I just finished reading Loren Swatzendruber’s article, “Liberal or Conservative” in the Spring 2007 issue of Our Faith. It was a good article, although his conclusions seem to be very different from what the title would indicate. I found myself enjoying the article, and felt like giving a hearty amen by the end of it, but then I remembered that I just graduated from a Mennonite institution (Bluffton), and my feelings deflated. My initial reaction was to write a letter to the editor of Our Faith with my thoughts, but instead, I will publish my thoughts here on YAR.
I fully agree with the premise of Swatzendruber’s article; that Anabaptists have a distinct theology that is based on the Christo-centric interpretation of the Bible. Based on this interpretation, we cannot really align ourselves with the political ideologies that are offered to us in America. Swatzendruber seemed to lament that this is not the case (many Mennonites are aligning themselves to political parties), and the solution to this problem was to get more Anabaptist young adults into Anabaptist institutions of higher education. Sounds like a good sales pitch coming from a president of a Mennonite college.
As I mentioned above, I just graduated from a Mennonite college, and during my time there my peers and I were continually frustrated with the way that the college was run. Where as Swatzendruber contends that “we’re[Mennonite colleges] different from other colleges,” my experience was that the only difference came from the theology department and some history profs. Yes, our theology and biblical interpretation are distinctly Anabaptist, but that is all.
I remember in one of my classes we got into a discussion of whether of not Mennonite Colleges function any differently from non-Mennonite, or secular institutions. We couldn’t come up with anything. Everything, and I mean everything, revolves around the precious dollar. From food service, to maintenance, it is all about making money. Admissions counselors are not recruiting good qualified students, they are chasing after 20+ thousand dollar chunks of change that happened to be attached to high school seniors. I have a friend who is an admissions counselor that often times vents to me about this.

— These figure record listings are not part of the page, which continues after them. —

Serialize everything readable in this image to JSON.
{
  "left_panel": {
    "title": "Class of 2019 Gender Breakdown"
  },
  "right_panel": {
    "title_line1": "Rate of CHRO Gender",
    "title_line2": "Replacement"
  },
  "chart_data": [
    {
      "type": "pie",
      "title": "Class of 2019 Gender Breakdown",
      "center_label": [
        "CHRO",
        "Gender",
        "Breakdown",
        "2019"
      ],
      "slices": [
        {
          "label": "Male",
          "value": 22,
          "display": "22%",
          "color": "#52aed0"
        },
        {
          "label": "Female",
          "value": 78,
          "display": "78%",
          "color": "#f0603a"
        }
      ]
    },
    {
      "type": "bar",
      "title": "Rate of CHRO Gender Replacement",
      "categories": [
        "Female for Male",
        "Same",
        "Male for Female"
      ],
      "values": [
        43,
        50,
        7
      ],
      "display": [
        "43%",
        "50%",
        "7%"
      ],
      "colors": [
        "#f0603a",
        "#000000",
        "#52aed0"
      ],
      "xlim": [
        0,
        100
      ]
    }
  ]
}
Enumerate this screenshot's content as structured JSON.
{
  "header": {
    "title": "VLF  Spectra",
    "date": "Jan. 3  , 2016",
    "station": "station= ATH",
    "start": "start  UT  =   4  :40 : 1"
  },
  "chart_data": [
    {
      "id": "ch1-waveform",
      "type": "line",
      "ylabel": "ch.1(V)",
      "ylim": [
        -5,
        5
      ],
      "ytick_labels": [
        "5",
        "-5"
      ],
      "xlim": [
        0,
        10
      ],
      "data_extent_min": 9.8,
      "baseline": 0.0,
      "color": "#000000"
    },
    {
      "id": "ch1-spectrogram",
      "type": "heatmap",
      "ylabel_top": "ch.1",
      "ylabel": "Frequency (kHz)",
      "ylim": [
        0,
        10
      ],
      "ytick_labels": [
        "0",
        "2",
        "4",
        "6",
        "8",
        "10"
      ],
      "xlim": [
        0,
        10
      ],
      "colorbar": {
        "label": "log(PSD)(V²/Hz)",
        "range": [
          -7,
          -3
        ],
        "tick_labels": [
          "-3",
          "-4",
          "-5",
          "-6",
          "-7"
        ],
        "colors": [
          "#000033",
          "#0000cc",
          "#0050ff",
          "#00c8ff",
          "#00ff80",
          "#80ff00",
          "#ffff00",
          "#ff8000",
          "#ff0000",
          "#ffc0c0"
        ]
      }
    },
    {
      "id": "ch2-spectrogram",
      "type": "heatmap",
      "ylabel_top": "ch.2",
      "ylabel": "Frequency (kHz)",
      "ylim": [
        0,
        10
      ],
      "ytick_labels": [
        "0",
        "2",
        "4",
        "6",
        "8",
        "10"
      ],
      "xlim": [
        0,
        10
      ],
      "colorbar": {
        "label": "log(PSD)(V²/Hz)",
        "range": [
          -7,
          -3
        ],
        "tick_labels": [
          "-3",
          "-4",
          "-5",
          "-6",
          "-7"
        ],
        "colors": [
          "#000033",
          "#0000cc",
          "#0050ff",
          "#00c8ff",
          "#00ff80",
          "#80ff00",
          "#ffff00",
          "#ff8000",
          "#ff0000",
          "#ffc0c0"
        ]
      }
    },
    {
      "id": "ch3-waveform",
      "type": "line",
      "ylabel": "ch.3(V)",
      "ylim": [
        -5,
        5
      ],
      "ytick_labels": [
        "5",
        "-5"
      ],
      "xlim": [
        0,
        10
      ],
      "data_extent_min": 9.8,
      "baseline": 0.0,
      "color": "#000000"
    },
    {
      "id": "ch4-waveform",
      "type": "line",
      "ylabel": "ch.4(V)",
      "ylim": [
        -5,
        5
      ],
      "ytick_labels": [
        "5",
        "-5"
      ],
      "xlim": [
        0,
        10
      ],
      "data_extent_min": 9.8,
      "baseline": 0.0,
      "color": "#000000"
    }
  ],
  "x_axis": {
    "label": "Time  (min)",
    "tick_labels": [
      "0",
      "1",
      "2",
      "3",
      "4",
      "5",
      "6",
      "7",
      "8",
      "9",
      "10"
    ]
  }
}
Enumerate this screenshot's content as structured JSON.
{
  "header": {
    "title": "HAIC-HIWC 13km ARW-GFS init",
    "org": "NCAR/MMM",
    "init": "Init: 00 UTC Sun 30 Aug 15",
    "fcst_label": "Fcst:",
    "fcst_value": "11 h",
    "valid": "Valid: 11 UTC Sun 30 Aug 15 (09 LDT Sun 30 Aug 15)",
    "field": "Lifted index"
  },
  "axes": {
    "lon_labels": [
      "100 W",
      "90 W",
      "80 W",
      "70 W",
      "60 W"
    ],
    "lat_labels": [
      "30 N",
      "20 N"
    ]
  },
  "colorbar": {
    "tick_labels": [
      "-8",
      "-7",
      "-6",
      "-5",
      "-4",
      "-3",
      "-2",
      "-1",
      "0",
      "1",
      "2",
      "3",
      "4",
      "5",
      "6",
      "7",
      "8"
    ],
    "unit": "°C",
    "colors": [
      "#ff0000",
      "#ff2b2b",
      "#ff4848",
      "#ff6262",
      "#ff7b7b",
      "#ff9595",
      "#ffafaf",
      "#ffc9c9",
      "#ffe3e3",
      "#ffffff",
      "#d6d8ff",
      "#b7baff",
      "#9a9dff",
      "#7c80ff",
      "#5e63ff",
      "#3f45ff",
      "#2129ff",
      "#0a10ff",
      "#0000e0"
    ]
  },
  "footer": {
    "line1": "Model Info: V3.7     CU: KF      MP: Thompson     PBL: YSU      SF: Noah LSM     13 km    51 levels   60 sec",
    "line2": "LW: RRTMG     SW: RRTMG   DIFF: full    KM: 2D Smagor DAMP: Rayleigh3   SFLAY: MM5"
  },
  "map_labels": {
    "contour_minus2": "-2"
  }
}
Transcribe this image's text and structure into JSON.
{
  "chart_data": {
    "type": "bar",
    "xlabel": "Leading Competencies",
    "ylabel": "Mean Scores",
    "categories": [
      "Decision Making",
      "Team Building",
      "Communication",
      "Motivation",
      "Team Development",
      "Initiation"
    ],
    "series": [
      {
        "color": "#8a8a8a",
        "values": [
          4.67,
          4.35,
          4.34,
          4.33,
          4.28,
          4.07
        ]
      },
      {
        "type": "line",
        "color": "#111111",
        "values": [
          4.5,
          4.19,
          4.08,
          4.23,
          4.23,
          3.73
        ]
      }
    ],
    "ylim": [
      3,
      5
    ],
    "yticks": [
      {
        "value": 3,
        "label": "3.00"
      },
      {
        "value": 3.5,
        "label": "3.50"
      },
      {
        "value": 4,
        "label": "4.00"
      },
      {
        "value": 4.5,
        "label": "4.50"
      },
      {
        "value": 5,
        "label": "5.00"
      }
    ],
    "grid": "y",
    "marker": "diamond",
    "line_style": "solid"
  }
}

If I had a dollar for every time that I heard, “young adults want authenticity” I would be a couple hundred dollars richer than I am now. Our colleges now are a far cry from displaying “authentic” Anabaptist values outside the theology departments. Mr. Swatzendruber, my challenge to you is find a new way to do college, a college that is holistically based on Anabaptist values, and you will find a more effective way to propagate our perspective to the next generation.